From humble beginnings as a series inspired by the threat of legislative action, the rivalry between Florida and Florida State has evolved into one of the most spirited in college football.

Their late-season meetings usually have national championship implications, which is why the Gators and Seminoles have a bittersweet feeling about facing each other in tonight’s Sugar Bowl.

Florida (10-1-1) began the season ranked No. 1 and looked unbeatable before running into Auburn a week after Florida State, which won its only national title a year ago, had its hopes of repeating squashed by Miami in October.

“All you see on ESPN now is Nebraska and Penn State,” Florida center David Swain said of the teams that headed into their bowl games undefeated and with a shot at finishing on top of the final Associated Press poll.

“It hurts knowing that could be us,” he added, “especially since we feel like we could beat those teams.”

Florida State (9-1-1) will also finish the season wondering what might have been had quarterback Danny Kanell, who matured enough by the last regular-season game to rally the Seminoles to a 31-31 tie against Florida, hadn’t been yanked after falling behind Miami.

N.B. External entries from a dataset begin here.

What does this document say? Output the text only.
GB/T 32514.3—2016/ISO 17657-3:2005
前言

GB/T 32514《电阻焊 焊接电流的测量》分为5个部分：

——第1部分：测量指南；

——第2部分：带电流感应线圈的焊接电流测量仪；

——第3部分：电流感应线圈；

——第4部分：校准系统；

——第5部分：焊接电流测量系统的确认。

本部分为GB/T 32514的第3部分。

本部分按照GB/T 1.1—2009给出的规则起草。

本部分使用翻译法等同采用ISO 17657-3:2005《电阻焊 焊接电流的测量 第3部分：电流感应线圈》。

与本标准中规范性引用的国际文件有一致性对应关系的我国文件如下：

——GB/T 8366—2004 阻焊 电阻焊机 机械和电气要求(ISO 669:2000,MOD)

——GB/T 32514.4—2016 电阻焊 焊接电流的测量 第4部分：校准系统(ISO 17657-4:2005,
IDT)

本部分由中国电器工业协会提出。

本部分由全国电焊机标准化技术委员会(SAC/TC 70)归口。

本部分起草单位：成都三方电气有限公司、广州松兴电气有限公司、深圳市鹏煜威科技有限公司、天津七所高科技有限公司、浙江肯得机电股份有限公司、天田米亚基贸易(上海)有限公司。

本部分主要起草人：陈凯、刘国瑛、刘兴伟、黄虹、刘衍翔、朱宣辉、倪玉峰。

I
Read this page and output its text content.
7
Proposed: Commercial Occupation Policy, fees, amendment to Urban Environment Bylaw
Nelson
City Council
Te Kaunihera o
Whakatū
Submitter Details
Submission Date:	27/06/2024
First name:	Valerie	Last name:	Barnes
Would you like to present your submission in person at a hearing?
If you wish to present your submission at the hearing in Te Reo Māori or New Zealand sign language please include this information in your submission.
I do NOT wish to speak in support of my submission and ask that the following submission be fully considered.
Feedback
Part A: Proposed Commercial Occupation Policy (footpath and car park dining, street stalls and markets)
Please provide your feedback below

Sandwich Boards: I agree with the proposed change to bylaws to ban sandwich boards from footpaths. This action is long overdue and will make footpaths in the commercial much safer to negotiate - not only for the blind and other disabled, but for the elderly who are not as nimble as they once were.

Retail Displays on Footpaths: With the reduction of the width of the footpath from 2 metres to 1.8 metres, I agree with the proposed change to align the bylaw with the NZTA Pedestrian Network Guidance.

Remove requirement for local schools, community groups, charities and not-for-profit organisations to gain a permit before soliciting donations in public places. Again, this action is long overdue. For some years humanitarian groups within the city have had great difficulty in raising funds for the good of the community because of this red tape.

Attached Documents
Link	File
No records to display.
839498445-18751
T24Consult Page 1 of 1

The improbable arrangement that brings the Gators and Seminoles together in New Orleans was made possible by FSU’s 28-point fourth quarter in Tallahassee on Nov. 26, plus Florida’s victory over Alabama in the Southeastern Conference championship game.

“That just goes to show you what we’re capable of, how things change from week to week,” Florida defensive lineman Ellis Johnson said.

“We’re not playing for the national championship because we’ve got a loss and a tie. Alabama was unbeaten just like Nebraska and Penn State, and they couldn’t beat us. We had three bad quarters and we’re not playing for No. 1. I guess that’s the way the ball bounces.”

When Florida State accepted an invitation to New Orleans, coach Bobby Bowden did so thinking the Seminoles probably would wind up playing Alabama, which faced Florida the following week with the SEC’s automatic berth in the Sugar Bowl on the line.

“I thought Florida might have the better team, but I wasn’t sure they’d be able to recover from our game,” said Bowden, who elected not to try for a potential gamewinning 2-point conversion with less than 2 minutes remaining in the earlier meeting.

No problem. The Gators not only bounced back, but bucked a trend of coming up short in close games by erasing a fourth-quarter deficit to beat Alabama 24-23 and set up this highly anticipated rematch.

“We actually got over that first game a lot quicker than a lot of people wanted us to,” Florida coach Steve Spurrier said. “Some people wanted to make us feel like we choked or folded at the end, which is fine. That’s just part of the game. There was nothing we could do but keep playing and learn from it.”

The lesson, the Gators said, was it takes a 60-minute effort to defeat a quality team. That’s what they promise tonight.